Simply AMAZING pics. Particularly no. 2, one of the best i've come across. awesome stuff.


----------



## mookster (Apr 14, 2010)

it is certainly an interesting location alright


----------



## freebird (Apr 14, 2010)

Fantastic pics! The place looks really photogenic. Its interesting that clothes and stuff are still in there.


----------



## Norfolkbloke (Apr 14, 2010)

Amazing old place, would love to find something like this for myself!!

Great pics!

Matt


----------



## lithofacies (Apr 14, 2010)

Hmm, interesting. yes. Nice pictures though.


----------



## SCL001 (Apr 15, 2010)

you say pictures and wardrobes full of clothes, any pictures of these details. looks sweet


----------



## sj9966 (Apr 15, 2010)

This place looks great, excellent pictures and great use of HDR.


----------



## klempner69 (Apr 16, 2010)

Excellant stuff V...love the second shot very much


----------



## muppix (Apr 16, 2010)

vmlopes said:


> Potters Manor House was built in 1904 by the classical architect Hugh Jokin



I wonder if he ever got fed up with people asking him _Are Hugh Jokin_? ...


----------



## spacepunk (Apr 16, 2010)

Neat,neat,neat!(as The Damned would say).


----------



## mr_bones (Apr 16, 2010)

Nice location but the pictures are really dark.


----------



## vmlopes (Apr 17, 2010)

mr_bones said:


> Nice location but the pictures are really dark.



On purpose


----------



## ianianian (Apr 18, 2010)

wow. just wow. what amazing photos. seeing that first one just took my breath away. v impressed.


----------



## Toby-1-kenobi (May 8, 2010)

*This is utterly genius*

My first post on the site, but just wanted to say thanks. This is outstanding and utterly inspirational


----------



## oldscrote (May 8, 2010)

Beautiful atmospheric photographs thank you for sharing.


----------



## chaoticreason (May 10, 2010)

Cracking photos,superior in places to some professional shots I've seen in galleries.
Please don't leave us like the proverbial donkey with a carrot hanging right in front of our faces.More photos?,pretty please.


----------



## Faing (May 10, 2010)

that is by far one of the best urbex places i have seen on the net. more pics please


----------



## cosworth (May 15, 2010)

Awesome shots these , just the type of shots i like to see , really professional and look amazing with the dark look . 
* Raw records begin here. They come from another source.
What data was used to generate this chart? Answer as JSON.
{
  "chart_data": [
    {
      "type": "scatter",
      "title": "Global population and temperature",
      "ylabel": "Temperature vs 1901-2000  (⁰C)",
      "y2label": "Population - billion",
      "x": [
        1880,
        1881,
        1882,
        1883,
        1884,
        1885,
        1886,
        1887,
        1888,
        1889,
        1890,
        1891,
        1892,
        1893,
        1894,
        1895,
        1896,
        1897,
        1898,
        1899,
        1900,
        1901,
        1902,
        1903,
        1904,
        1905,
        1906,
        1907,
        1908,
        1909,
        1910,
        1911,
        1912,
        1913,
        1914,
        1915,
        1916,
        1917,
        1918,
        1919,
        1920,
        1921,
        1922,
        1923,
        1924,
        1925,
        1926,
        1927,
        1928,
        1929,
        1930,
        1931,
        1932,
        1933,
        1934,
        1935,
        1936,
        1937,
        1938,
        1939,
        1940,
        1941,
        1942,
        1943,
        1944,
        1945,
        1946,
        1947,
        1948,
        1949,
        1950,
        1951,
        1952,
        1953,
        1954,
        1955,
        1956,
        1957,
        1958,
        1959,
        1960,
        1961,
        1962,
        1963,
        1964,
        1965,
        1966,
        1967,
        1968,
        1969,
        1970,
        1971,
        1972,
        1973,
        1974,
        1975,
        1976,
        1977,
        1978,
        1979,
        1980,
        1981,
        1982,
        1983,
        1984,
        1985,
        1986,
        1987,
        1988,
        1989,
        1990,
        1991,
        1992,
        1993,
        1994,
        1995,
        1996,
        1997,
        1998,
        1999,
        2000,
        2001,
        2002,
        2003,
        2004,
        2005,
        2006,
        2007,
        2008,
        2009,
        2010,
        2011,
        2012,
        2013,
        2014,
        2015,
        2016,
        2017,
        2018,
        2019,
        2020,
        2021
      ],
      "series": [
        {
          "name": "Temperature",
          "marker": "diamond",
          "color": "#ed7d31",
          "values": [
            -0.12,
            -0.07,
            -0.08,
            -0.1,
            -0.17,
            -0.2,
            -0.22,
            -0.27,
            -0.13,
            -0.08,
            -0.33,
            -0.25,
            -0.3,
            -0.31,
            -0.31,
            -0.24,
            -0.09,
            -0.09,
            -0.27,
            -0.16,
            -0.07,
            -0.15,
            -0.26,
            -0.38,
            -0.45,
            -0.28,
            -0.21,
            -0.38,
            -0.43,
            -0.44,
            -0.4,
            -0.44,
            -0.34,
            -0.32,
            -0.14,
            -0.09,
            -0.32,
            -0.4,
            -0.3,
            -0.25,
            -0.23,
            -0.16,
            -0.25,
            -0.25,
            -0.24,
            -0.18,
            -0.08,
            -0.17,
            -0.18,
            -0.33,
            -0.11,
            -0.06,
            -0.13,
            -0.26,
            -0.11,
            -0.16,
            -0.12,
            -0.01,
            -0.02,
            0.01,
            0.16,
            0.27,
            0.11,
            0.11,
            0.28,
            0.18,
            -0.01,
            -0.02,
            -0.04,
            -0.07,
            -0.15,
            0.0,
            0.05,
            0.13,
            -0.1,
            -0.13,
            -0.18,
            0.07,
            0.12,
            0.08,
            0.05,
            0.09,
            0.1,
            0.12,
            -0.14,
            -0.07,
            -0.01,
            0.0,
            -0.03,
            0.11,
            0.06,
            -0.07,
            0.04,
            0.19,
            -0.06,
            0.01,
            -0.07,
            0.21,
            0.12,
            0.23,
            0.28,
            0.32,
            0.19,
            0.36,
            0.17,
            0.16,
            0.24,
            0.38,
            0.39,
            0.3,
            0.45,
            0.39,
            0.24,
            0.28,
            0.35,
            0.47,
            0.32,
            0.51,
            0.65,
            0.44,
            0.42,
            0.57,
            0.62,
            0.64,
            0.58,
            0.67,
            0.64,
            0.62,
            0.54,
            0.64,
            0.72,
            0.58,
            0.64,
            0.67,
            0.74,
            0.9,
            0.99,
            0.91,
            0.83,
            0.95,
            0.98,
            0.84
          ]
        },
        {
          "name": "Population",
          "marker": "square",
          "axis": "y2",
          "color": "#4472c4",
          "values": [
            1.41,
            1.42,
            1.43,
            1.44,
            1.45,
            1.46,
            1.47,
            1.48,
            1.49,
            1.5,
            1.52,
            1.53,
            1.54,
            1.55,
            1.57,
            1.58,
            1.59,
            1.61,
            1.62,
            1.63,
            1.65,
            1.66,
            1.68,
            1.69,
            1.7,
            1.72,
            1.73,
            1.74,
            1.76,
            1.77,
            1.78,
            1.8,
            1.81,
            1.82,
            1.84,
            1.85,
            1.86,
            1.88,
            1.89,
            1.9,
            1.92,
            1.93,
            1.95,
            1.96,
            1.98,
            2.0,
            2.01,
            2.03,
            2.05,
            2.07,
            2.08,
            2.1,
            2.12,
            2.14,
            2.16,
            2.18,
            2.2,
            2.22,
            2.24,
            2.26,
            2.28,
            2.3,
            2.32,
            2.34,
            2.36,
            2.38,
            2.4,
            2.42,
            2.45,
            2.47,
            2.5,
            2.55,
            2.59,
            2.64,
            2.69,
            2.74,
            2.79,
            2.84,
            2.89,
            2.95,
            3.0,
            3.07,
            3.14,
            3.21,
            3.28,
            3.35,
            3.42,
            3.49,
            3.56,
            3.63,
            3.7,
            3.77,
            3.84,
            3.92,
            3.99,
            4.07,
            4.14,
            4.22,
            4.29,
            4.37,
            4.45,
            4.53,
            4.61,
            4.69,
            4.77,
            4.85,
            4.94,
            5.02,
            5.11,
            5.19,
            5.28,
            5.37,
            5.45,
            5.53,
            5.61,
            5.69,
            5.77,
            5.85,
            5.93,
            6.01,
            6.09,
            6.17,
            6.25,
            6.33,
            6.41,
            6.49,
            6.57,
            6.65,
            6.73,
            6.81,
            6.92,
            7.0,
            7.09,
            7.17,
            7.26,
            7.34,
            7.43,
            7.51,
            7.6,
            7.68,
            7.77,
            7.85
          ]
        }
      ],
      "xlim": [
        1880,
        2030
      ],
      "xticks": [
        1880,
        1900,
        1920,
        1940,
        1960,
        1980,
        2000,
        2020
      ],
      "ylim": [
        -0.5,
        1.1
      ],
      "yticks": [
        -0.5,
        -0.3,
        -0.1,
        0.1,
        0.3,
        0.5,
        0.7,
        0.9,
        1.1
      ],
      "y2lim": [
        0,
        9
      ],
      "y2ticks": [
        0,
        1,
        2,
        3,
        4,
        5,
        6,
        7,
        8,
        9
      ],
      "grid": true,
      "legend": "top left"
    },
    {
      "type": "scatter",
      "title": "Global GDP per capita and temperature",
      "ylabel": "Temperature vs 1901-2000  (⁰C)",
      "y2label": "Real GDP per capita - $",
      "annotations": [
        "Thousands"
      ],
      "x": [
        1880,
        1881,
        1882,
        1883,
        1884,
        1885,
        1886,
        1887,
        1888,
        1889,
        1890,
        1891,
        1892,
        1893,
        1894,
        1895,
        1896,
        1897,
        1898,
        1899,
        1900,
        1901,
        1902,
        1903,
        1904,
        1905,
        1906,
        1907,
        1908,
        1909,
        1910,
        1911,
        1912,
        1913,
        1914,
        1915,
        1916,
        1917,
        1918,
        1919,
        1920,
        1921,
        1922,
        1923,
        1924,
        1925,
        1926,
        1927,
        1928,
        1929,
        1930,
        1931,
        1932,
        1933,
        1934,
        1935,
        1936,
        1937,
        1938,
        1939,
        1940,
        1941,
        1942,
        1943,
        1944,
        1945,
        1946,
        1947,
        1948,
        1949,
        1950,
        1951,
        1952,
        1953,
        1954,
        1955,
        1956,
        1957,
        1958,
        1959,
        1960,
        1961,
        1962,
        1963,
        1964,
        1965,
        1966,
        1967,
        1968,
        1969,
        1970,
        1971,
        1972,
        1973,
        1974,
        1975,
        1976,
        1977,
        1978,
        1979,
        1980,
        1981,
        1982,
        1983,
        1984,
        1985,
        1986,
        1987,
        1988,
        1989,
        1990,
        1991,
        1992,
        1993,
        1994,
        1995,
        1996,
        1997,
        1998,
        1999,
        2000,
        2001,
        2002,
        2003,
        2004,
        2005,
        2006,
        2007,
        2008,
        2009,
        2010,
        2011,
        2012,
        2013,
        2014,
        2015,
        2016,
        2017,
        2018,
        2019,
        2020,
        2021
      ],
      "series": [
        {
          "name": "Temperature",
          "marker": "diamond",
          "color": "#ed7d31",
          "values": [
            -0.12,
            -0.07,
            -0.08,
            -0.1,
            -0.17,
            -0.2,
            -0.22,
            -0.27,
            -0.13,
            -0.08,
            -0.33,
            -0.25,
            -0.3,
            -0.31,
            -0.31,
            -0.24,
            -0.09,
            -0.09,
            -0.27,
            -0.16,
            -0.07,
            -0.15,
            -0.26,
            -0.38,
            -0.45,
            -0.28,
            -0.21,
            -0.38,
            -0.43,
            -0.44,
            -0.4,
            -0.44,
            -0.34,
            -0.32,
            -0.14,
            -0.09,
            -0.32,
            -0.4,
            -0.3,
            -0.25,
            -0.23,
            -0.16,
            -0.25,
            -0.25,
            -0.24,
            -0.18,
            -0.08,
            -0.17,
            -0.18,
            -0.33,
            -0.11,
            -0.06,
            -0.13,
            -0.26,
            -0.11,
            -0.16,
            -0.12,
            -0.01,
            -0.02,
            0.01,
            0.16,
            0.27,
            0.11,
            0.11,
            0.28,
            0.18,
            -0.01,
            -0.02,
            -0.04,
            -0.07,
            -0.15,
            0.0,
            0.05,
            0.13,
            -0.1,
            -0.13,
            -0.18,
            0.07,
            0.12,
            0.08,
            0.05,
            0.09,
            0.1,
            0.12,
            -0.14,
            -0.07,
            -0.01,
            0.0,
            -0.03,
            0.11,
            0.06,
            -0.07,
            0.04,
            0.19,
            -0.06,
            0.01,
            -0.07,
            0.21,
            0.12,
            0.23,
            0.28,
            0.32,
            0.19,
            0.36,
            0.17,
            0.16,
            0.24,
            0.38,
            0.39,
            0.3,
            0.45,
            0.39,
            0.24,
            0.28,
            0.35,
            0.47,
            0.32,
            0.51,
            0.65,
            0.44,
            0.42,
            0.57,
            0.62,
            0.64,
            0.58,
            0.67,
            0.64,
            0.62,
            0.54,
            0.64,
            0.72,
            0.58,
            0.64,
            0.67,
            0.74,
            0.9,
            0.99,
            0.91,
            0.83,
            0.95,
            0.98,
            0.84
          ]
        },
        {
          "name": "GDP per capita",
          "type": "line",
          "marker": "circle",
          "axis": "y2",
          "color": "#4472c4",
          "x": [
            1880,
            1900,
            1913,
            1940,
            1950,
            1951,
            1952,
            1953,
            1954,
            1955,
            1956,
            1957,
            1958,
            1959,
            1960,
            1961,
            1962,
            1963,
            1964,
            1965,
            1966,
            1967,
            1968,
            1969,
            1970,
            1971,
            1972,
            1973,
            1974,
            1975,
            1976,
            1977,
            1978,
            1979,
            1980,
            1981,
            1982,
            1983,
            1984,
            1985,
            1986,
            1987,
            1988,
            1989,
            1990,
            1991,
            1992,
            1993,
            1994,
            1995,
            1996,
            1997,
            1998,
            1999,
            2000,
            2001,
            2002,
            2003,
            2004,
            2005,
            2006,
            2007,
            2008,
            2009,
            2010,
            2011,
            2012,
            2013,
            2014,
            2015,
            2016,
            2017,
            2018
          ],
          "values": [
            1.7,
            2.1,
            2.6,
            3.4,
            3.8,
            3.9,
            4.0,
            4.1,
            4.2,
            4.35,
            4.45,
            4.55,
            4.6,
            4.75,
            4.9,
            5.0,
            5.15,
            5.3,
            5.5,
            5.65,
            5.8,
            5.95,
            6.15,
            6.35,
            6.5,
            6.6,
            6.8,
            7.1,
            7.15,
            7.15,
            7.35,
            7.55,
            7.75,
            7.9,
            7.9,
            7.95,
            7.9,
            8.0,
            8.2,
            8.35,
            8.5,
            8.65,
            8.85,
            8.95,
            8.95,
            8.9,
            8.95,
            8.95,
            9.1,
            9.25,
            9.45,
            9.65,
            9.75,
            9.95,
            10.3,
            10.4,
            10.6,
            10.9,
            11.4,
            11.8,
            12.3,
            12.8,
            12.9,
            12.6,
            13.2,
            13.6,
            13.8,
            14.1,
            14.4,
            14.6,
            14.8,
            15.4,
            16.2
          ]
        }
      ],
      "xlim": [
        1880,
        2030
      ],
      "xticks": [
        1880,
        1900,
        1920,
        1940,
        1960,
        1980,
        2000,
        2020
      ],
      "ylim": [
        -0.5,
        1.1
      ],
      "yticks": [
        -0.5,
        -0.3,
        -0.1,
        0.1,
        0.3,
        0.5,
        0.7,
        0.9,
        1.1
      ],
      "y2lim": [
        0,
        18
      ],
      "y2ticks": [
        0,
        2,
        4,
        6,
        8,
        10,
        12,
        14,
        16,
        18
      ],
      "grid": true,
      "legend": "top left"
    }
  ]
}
Just got back from here at the weekend and wow it really is full of interesting stuff . Nevertell is a great place


----------



## Landie_Man (May 15, 2010)

I really like this, its got some nice decay


----------



## elblondie (May 21, 2010)

Amazing pictures. The 2nd one with the plants coming through the window is like nature reclaiming its own space.


----------



## mr_bones (May 21, 2010)

cosworth said:


> Awesome shots these , just the type of shots i like to see , really professional and look amazing with the dark look .
> 
> Just got back from here at the weekend and wow it really is full of interesting stuff . Nevertell is a great place





elblondie said:


> Amazing pictures. The 2nd one with the plants coming through the window is like nature reclaiming its own space.



Welcome to the Derelict Places _both_ of you. Isn't it strange that your only posts have been praising this thread! I would invite you to introduce yourselves to the forum formally here [ame]http://www.derelictplaces.co.uk/main/forumdisplay.php?f=132[/ame].


----------